Dieser Frage gehen die Dokumentarfilmer Fenton Bailey und Randy Barbato ("Pornography: The Secret History of Civilization", "Monica in Black and White", eine Doku über Monica Lewinsky) in "Inside Deep Throat" nach. In dieser Dokumentation, die eigentlich zuerst ein Spielfilm über das Leben von Linda Lovelace (1949-2002) werden sollte, befragen sie Zeitzeugen und Mitwirkende danach, wie sie damals mit diesem Film in Berührung kamen - und wie sie zum ersten Zusatzartikel der amerikanischen Verfassung standen, in dem es auch um freie Meinungsäußerung geht, und auf den sich die Beteiligten im juristischen Nachspiel berufen mussten.
So kommen bei "Inside Deep Throat" neben Damiano und Reems unter anderem der O.J. Simpson-Verteidiger Alan Dershowitz, die Autoren Norman Mailer ("Heere aus der Nacht"), Gore Vidal ("Ewiger Krieg für Ewigen Frieden", Drehbuchautor von "Ben Hur")und Erica Jong ("Angst vorm Fliegen") zu Wort; aber auch der alte Hase und Häschenfreund Hugh Hefner darf sein Urteil abgeben. Sextherapeuten, Frauenrechtlerinnen und Lobbyisten fehlen nicht in dieser illustren Gesellschaft von Experten, und in der Originalfassung fungiert sogar der "Easy Rider" Dennis Hopper als Erzähler aus dem Off.

Aus 800 Stunden Interview-Mitschnitten bastelten das Duo Bailey/Barbado vergnügliche und abwechslungsreiche neunzig Minuten Unterhaltung, die den Zuschauer wie schon das Original köstlich amüsieren können. Damiano, der sich früher als Frauenheld sah, trägt mittlerweile seine Hosen knapp unter den Altmännerbrüsten, und Reems ist ein von Alkoholsucht geläuterter alternder Schönling mit Villa. Diese eher unfreiwillig komischen Gestalten führen auch dazu, dass das eigentlich juristisch-trockene Thema (das Recht auf freie Meinungsäußerung und der Kampf dafür und dagegen) amüsant und kurzweilig dargestellt wird, wofür die Filmemacher auch die lustigsten oder extremsten Ansichten zusammenschnitten. Es werden zwar ernsthafte Bedrohungen durch die Mafia und ihre Geldeintreiberei direkt bei den Kinobetreibern geschildert, doch werden solche Szenen gleich relativiert mit der Darstellung eines Rentner-Ehepaars, bei der die Dame die ganze Zeit ihrem Mann ins Interview jammert, dass die Mafia gleich kommen würde, wenn er nicht den Mund hält.

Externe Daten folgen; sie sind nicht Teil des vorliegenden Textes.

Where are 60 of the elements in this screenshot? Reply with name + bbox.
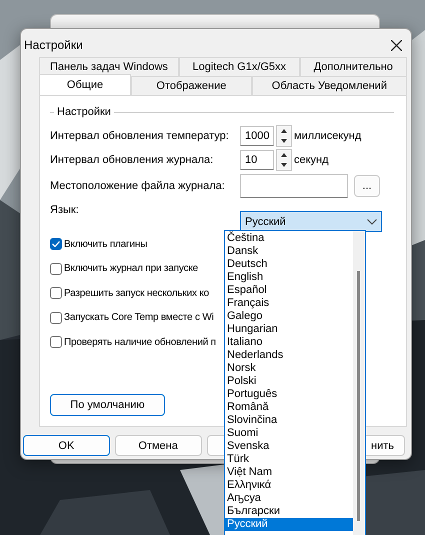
list-item[interactable]: Svenska <box>225 440 353 453</box>
checkbox[interactable] <box>50 312 62 324</box>
field-label: Язык: <box>50 203 80 216</box>
list-item[interactable]: Аҧсуа <box>225 492 353 505</box>
list-item[interactable]: Hungarian <box>225 323 353 336</box>
checkbox[interactable] <box>50 262 62 275</box>
tab[interactable]: Logitech G1x/G5xx <box>178 57 300 76</box>
list-item[interactable]: Български <box>225 505 353 518</box>
field-label: Интервал обновления температур: <box>50 130 230 142</box>
scrollbar[interactable] <box>353 231 365 535</box>
language-dropdown[interactable]: Русский <box>240 211 382 232</box>
list-item[interactable]: Việt Nam <box>225 466 353 479</box>
list-item[interactable]: Norsk <box>225 362 353 375</box>
tab[interactable]: Отображение <box>131 76 252 95</box>
close-icon <box>390 40 402 50</box>
list-item[interactable]: Polski <box>225 375 353 388</box>
unit-label: секунд <box>294 154 329 166</box>
window-title: Настройки <box>24 38 83 52</box>
list-item[interactable]: Galego <box>225 310 353 323</box>
list-item[interactable]: Dansk <box>225 245 353 258</box>
list-item[interactable]: Türk <box>225 453 353 466</box>
tab[interactable]: Панель задач Windows <box>39 57 179 76</box>
checkbox[interactable] <box>50 238 62 250</box>
list-item[interactable]: Slovinčina <box>225 414 353 427</box>
input-field[interactable]: 10 <box>240 150 274 170</box>
input-field[interactable]: 1000 <box>240 126 274 146</box>
list-item[interactable]: Italiano <box>225 336 353 349</box>
spinner-arrows-icon[interactable] <box>276 125 292 147</box>
group-title: Настройки <box>57 106 111 118</box>
list-item[interactable]: Français <box>225 297 353 310</box>
checkbox-label: Разрешить запуск нескольких ко <box>64 288 210 299</box>
field-label: Местоположение файла журнала: <box>50 180 226 192</box>
list-item[interactable]: Ελληνικά <box>225 479 353 492</box>
dialog-button[interactable]: OK <box>23 435 110 456</box>
browse-button[interactable]: ... <box>354 175 380 197</box>
input-field[interactable] <box>240 174 348 198</box>
checkbox-label: Включить журнал при запуске <box>64 263 198 274</box>
spinner-arrows-icon[interactable] <box>276 149 292 171</box>
tab[interactable]: Дополнительно <box>300 57 407 76</box>
list-item[interactable]: Deutsch <box>225 258 353 271</box>
checkbox-label: Проверять наличие обновлений п <box>64 336 216 348</box>
field-label: Интервал обновления журнала: <box>50 154 214 166</box>
checkbox-label: Запускать Core Temp вместе с Wi <box>64 312 214 324</box>
list-item[interactable]: Română <box>225 401 353 414</box>
dialog-button[interactable]: Отмена <box>114 435 202 456</box>
unit-label: миллисекунд <box>294 130 362 142</box>
list-item[interactable]: English <box>225 271 353 284</box>
tab[interactable]: Общие <box>39 74 132 95</box>
list-item[interactable]: Čeština <box>225 232 353 245</box>
list-item[interactable]: Português <box>225 388 353 401</box>
checkbox[interactable] <box>50 336 62 348</box>
list-item[interactable]: Nederlands <box>225 349 353 362</box>
list-item[interactable]: Русский <box>225 518 353 531</box>
tab[interactable]: Область Уведомлений <box>252 76 407 95</box>
list-item[interactable]: Suomi <box>225 427 353 440</box>
chevron-down-icon <box>367 218 377 224</box>
checkbox[interactable] <box>50 287 62 300</box>
default-button[interactable]: По умолчанию <box>50 394 165 416</box>
list-item[interactable]: Español <box>225 284 353 297</box>
checkbox-label: Включить плагины <box>64 238 148 250</box>
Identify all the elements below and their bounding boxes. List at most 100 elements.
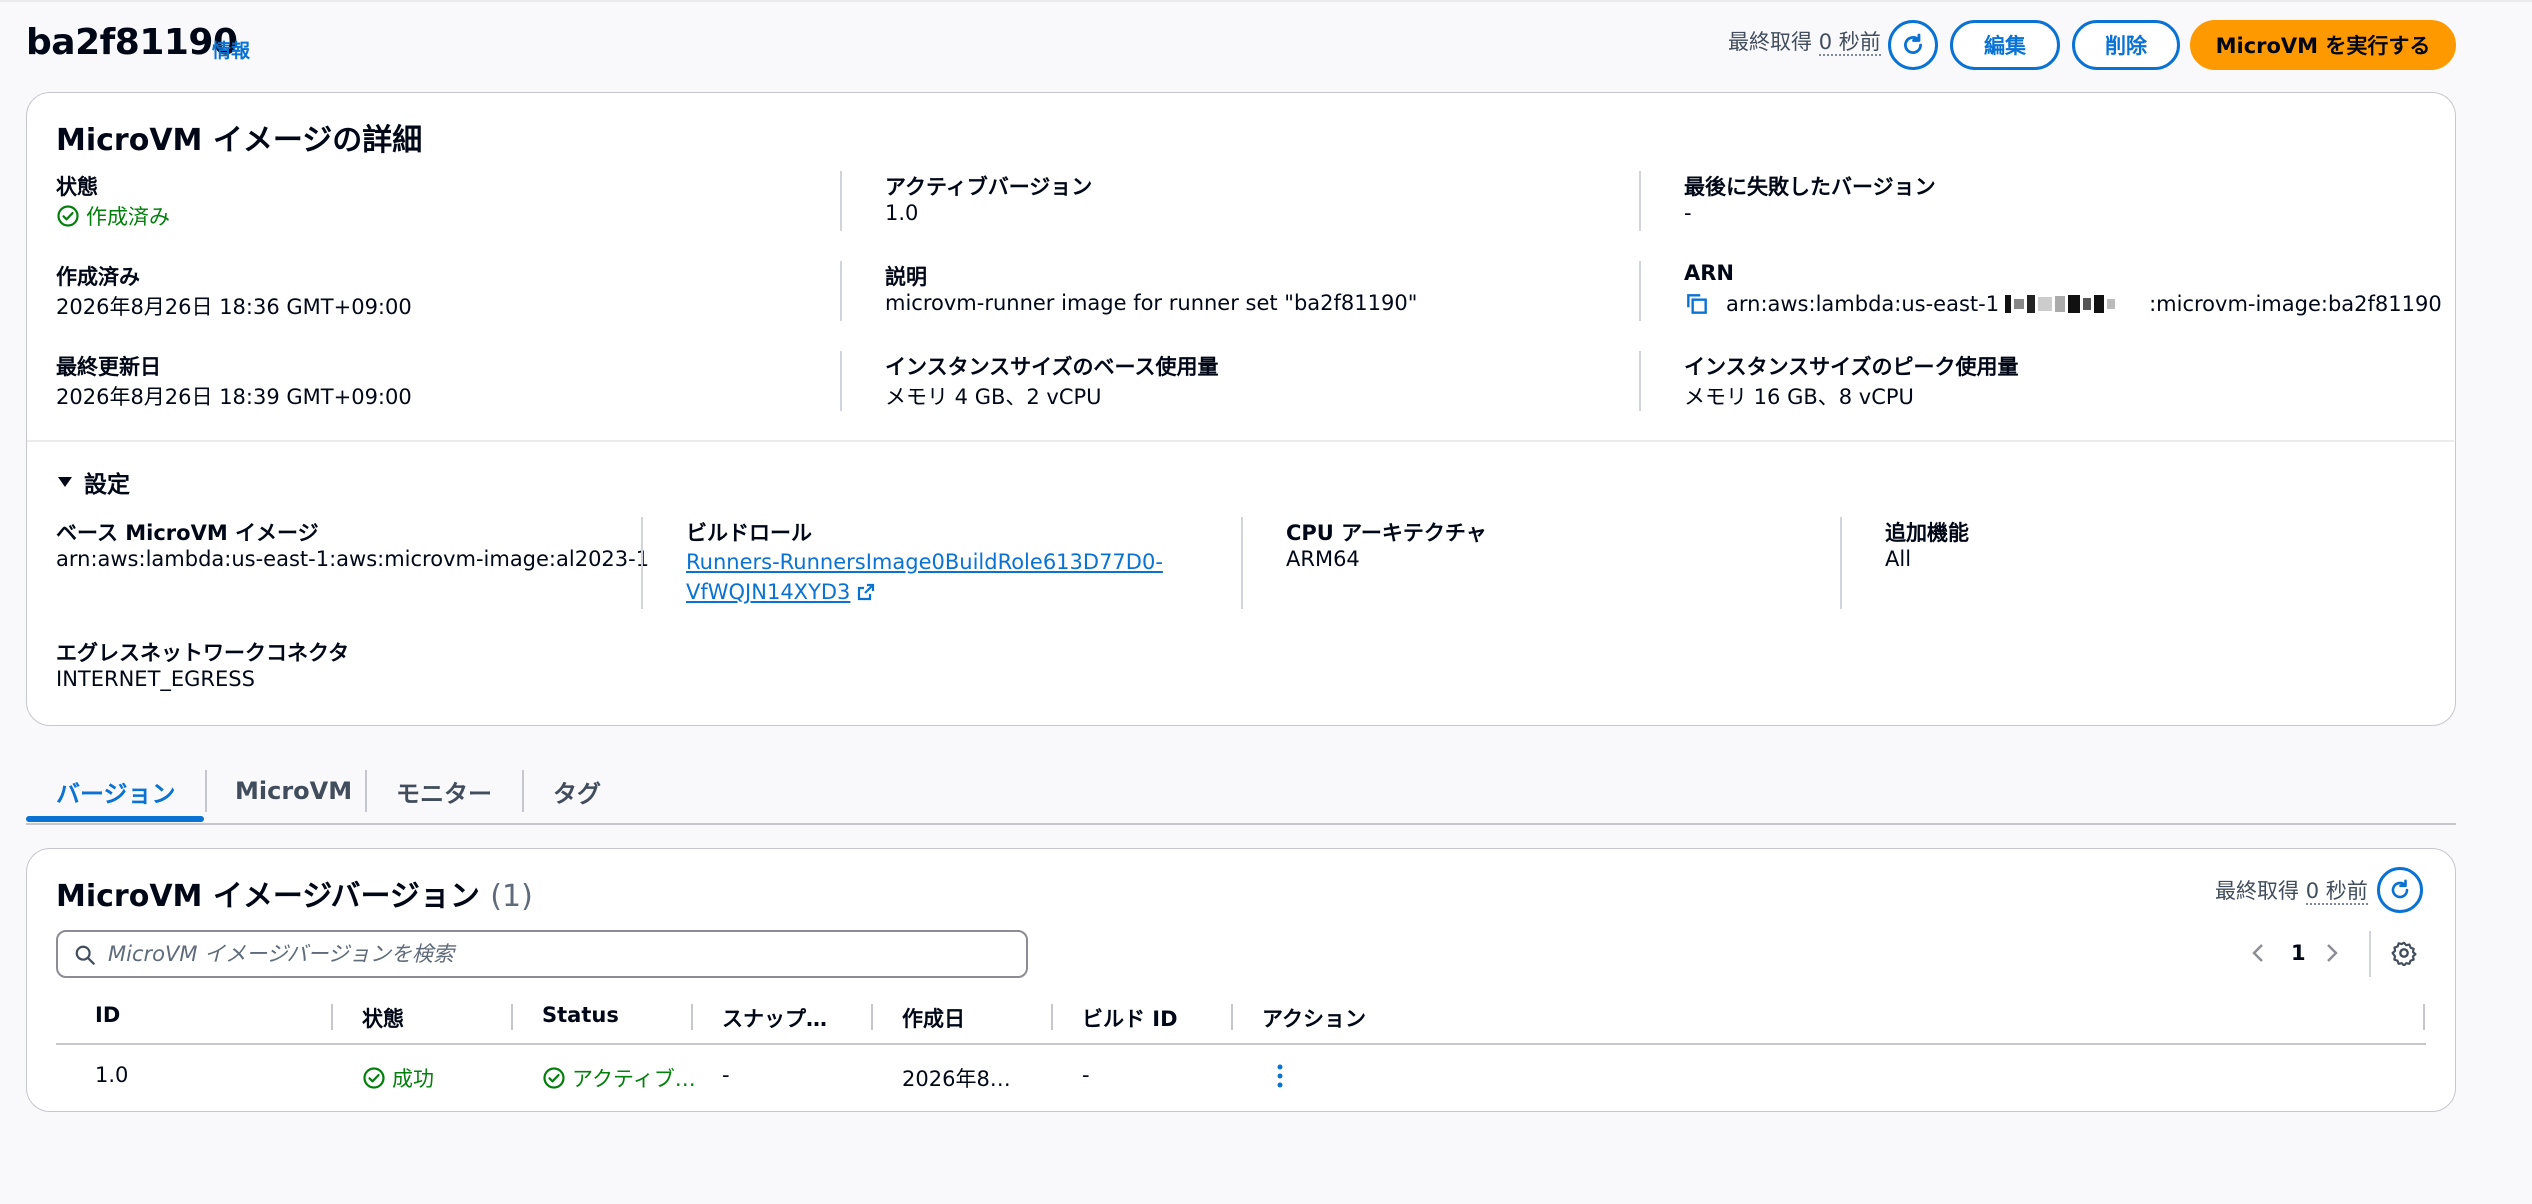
- prev-page-icon[interactable]: [2249, 941, 2269, 965]
- column-resizer[interactable]: [1051, 1004, 1053, 1030]
- last-fetched-prefix: 最終取得: [1728, 30, 1812, 54]
- next-page-icon[interactable]: [2321, 941, 2341, 965]
- versions-count: (1): [490, 879, 533, 914]
- last-failed-value: -: [1684, 201, 1692, 225]
- details-heading: MicroVM イメージの詳細: [56, 123, 423, 158]
- updated-label: 最終更新日: [56, 355, 161, 379]
- extra-features-label: 追加機能: [1885, 521, 1969, 545]
- tabs-baseline: [26, 823, 2456, 825]
- active-tab-indicator: [26, 816, 204, 822]
- versions-fetched-prefix: 最終取得: [2215, 879, 2299, 903]
- peak-usage-value: メモリ 16 GB、8 vCPU: [1684, 385, 1914, 409]
- status-value: 作成済み: [56, 201, 170, 231]
- tab-divider: [365, 770, 367, 812]
- cell-state-text: 成功: [392, 1067, 434, 1091]
- gear-icon[interactable]: [2391, 940, 2417, 966]
- column-divider: [1840, 517, 1842, 609]
- success-check-icon: [57, 205, 79, 227]
- last-failed-label: 最後に失敗したバージョン: [1684, 175, 1936, 199]
- cell-created: 2026年8…: [902, 1067, 1011, 1091]
- base-usage-label: インスタンスサイズのベース使用量: [885, 355, 1219, 379]
- search-input[interactable]: [108, 940, 1008, 968]
- column-header-created[interactable]: 作成日: [902, 1003, 965, 1033]
- external-link-icon: [858, 583, 875, 601]
- edit-button[interactable]: 編集: [1950, 20, 2060, 70]
- details-container: MicroVM イメージの詳細 状態 作成済み 作成済み 2026年8月26日 …: [26, 92, 2456, 726]
- cell-status: アクティブ…: [542, 1063, 696, 1093]
- column-header-snapshot[interactable]: スナップ…: [722, 1003, 827, 1033]
- active-version-label: アクティブバージョン: [885, 175, 1093, 199]
- cpu-arch-value: ARM64: [1286, 547, 1360, 571]
- success-check-icon: [363, 1067, 385, 1089]
- arn-suffix: :microvm-image:ba2f81190: [2149, 292, 2442, 316]
- column-header-state[interactable]: 状態: [362, 1003, 404, 1033]
- column-divider: [1639, 261, 1641, 321]
- versions-refresh-button[interactable]: [2377, 867, 2423, 913]
- egress-label: エグレスネットワークコネクタ: [56, 641, 350, 665]
- version-search[interactable]: [56, 930, 1028, 978]
- build-role-line1[interactable]: Runners-RunnersImage0BuildRole613D77D0-: [686, 547, 1163, 577]
- delete-button[interactable]: 削除: [2072, 20, 2180, 70]
- cell-snapshot: -: [722, 1063, 730, 1087]
- column-divider: [1639, 351, 1641, 411]
- column-header-status[interactable]: Status: [542, 1003, 619, 1027]
- column-header-actions: アクション: [1262, 1007, 1366, 1031]
- table-header-divider: [56, 1043, 2426, 1045]
- pagination-divider: [2369, 931, 2371, 977]
- refresh-icon: [2391, 879, 2409, 899]
- cpu-arch-label: CPU アーキテクチャ: [1286, 521, 1487, 545]
- column-resizer[interactable]: [2423, 1004, 2425, 1030]
- created-label: 作成済み: [56, 265, 140, 289]
- arn-prefix: arn:aws:lambda:us-east-1: [1726, 292, 2000, 316]
- build-role-link[interactable]: Runners-RunnersImage0BuildRole613D77D0- …: [686, 547, 1163, 607]
- tab-microvm[interactable]: MicroVM: [235, 770, 352, 812]
- redacted-account-id: [1999, 293, 2149, 315]
- last-fetched: 最終取得 0 秒前: [1728, 26, 1881, 56]
- tab-divider: [522, 770, 524, 812]
- versions-heading: MicroVM イメージバージョン: [56, 879, 480, 914]
- page-header: ba2f81190 情報 最終取得 0 秒前 編集 削除 MicroVM を実行…: [26, 20, 2456, 70]
- cell-build-id: -: [1082, 1063, 1090, 1087]
- current-page[interactable]: 1: [2291, 941, 2306, 965]
- refresh-button[interactable]: [1888, 20, 1938, 70]
- versions-fetched-value: 0 秒前: [2305, 879, 2368, 905]
- tab-versions[interactable]: バージョン: [56, 770, 176, 812]
- column-resizer[interactable]: [691, 1004, 693, 1030]
- cell-status-text: アクティブ…: [572, 1067, 696, 1091]
- created-value: 2026年8月26日 18:36 GMT+09:00: [56, 295, 412, 319]
- base-usage-value: メモリ 4 GB、2 vCPU: [885, 385, 1102, 409]
- refresh-icon: [1904, 33, 1922, 54]
- column-resizer[interactable]: [871, 1004, 873, 1030]
- info-link[interactable]: 情報: [212, 36, 250, 63]
- column-divider: [641, 517, 643, 609]
- build-role-line2[interactable]: VfWQJN14XYD3: [686, 577, 850, 607]
- copy-arn-button[interactable]: [1684, 289, 1718, 319]
- status-text: 作成済み: [86, 205, 170, 229]
- run-microvm-button[interactable]: MicroVM を実行する: [2190, 20, 2456, 70]
- tab-monitor[interactable]: モニター: [396, 770, 492, 812]
- peak-usage-label: インスタンスサイズのピーク使用量: [1684, 355, 2019, 379]
- base-image-value: arn:aws:lambda:us-east-1:aws:microvm-ima…: [56, 547, 650, 571]
- versions-last-fetched: 最終取得 0 秒前: [2215, 875, 2368, 905]
- cell-id: 1.0: [95, 1063, 129, 1087]
- row-actions-button[interactable]: [1268, 1062, 1292, 1090]
- column-header-id[interactable]: ID: [95, 1003, 120, 1027]
- settings-expander[interactable]: 設定: [56, 465, 130, 499]
- column-resizer[interactable]: [1231, 1004, 1233, 1030]
- arn-value: arn:aws:lambda:us-east-1 :microvm-image:…: [1684, 289, 2442, 319]
- column-divider: [840, 261, 842, 321]
- top-border: [0, 0, 2532, 2]
- description-value: microvm-runner image for runner set "ba2…: [885, 291, 1418, 315]
- success-check-icon: [543, 1067, 565, 1089]
- column-header-build-id[interactable]: ビルド ID: [1082, 1003, 1178, 1033]
- page-title: ba2f81190: [26, 22, 238, 63]
- updated-value: 2026年8月26日 18:39 GMT+09:00: [56, 385, 412, 409]
- caret-down-icon: [58, 477, 72, 487]
- tab-tags[interactable]: タグ: [553, 770, 601, 812]
- search-icon: [75, 945, 95, 965]
- column-divider: [840, 171, 842, 231]
- cell-state: 成功: [362, 1063, 434, 1093]
- column-resizer[interactable]: [331, 1004, 333, 1030]
- egress-value: INTERNET_EGRESS: [56, 667, 255, 691]
- column-resizer[interactable]: [511, 1004, 513, 1030]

Für eine wirkliche Auseinandersetzung mit dem Thema der freien Meinungsäußerung und der Doppelmoral in den USA dringt "Inside Deep Throat" leider nicht tief genug in seine Materie ein. Die Zitate aus den Interviews werden zwar wunderbar montiert und visualisiert, doch bleibt die Bedeutung des Ganzen für ein heutiges Publikum trotz der Meinung der Filmemacher, dass das Thema 2005 so aktuell ist wie in den Siebzigern, auf der Strecke. Diese Dokumentation macht auf jeden Fall viel Spaß und ist modern inszeniert, aber ob die Zuschauer wie damals den Hals nicht voll genug bekommen werden von dieser Geschichte, das wird sich zeigen müssen.

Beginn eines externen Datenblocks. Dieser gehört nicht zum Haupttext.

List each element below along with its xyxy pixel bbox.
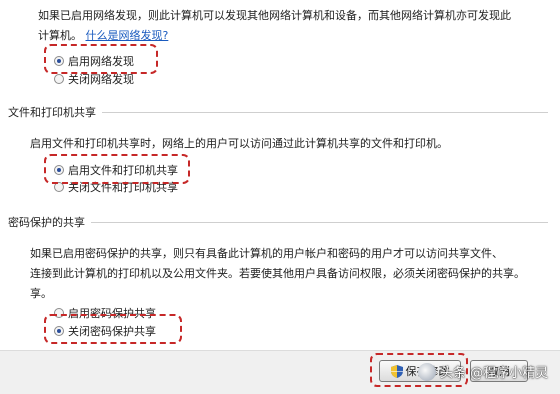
section-file-printer-sharing: 文件和打印机共享 [8,104,548,120]
password-sharing-description: 如果已启用密码保护的共享，则只有具备此计算机的用户帐户和密码的用户才可以访问共享… [30,244,525,304]
watermark: 头条 @程序小精灵 [418,362,548,381]
file-printer-sharing-description: 启用文件和打印机共享时，网络上的用户可以访问通过此计算机共享的文件和打印机。 [30,137,448,150]
network-discovery-description-line2-wrap: 计算机。 什么是网络发现? [38,26,511,46]
password-sharing-description-line3: 享。 [30,287,52,300]
highlight-annotation [44,44,158,74]
network-discovery-description-line2: 计算机。 [38,29,82,42]
password-sharing-description-line2: 连接到此计算机的打印机以及公用文件夹。若要使其他用户具备访问权限，必须关闭密码保… [30,267,525,280]
section-title: 密码保护的共享 [8,216,85,229]
watermark-logo-icon [418,362,436,381]
section-password-sharing: 密码保护的共享 [8,214,548,230]
watermark-text: 头条 @程序小精灵 [440,366,549,381]
what-is-network-discovery-link[interactable]: 什么是网络发现? [86,29,169,42]
network-discovery-description-line1: 如果已启用网络发现，则此计算机可以发现其他网络计算机和设备，而其他网络计算机亦可… [38,9,511,22]
section-divider [102,111,548,113]
network-discovery-description: 如果已启用网络发现，则此计算机可以发现其他网络计算机和设备，而其他网络计算机亦可… [38,6,511,46]
section-divider [91,221,548,223]
password-sharing-description-line1: 如果已启用密码保护的共享，则只有具备此计算机的用户帐户和密码的用户才可以访问共享… [30,247,503,260]
highlight-annotation [44,314,182,344]
section-title: 文件和打印机共享 [8,106,96,119]
radio-button[interactable] [54,74,64,84]
highlight-annotation [44,154,190,184]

P.S. Regisseur Damiano ist am Ende doch kein Autorenfilmer geworden. In seinem letzten Job arbeitete er als Golf-Caddie in Palm Springs, Florida. Er hat trotzdem einen wichtigen filmhistorischen Beitrag geleistet: Damiano bewies, dass man auch mit einem selbst gemachten Independent-Film erfolgreich sein kann, was in einer Zeit lange vor Sundance dazu führte, dass die Studiobosse sich reihenweise verschluckten. Obwohl Damiano nie Geld für seine Filme bekam, da alle Einnahmen im Schlund der Mafia verschwanden, kann er sich zumindest diesen historischen Triumph auf der Zunge zergehen lassen.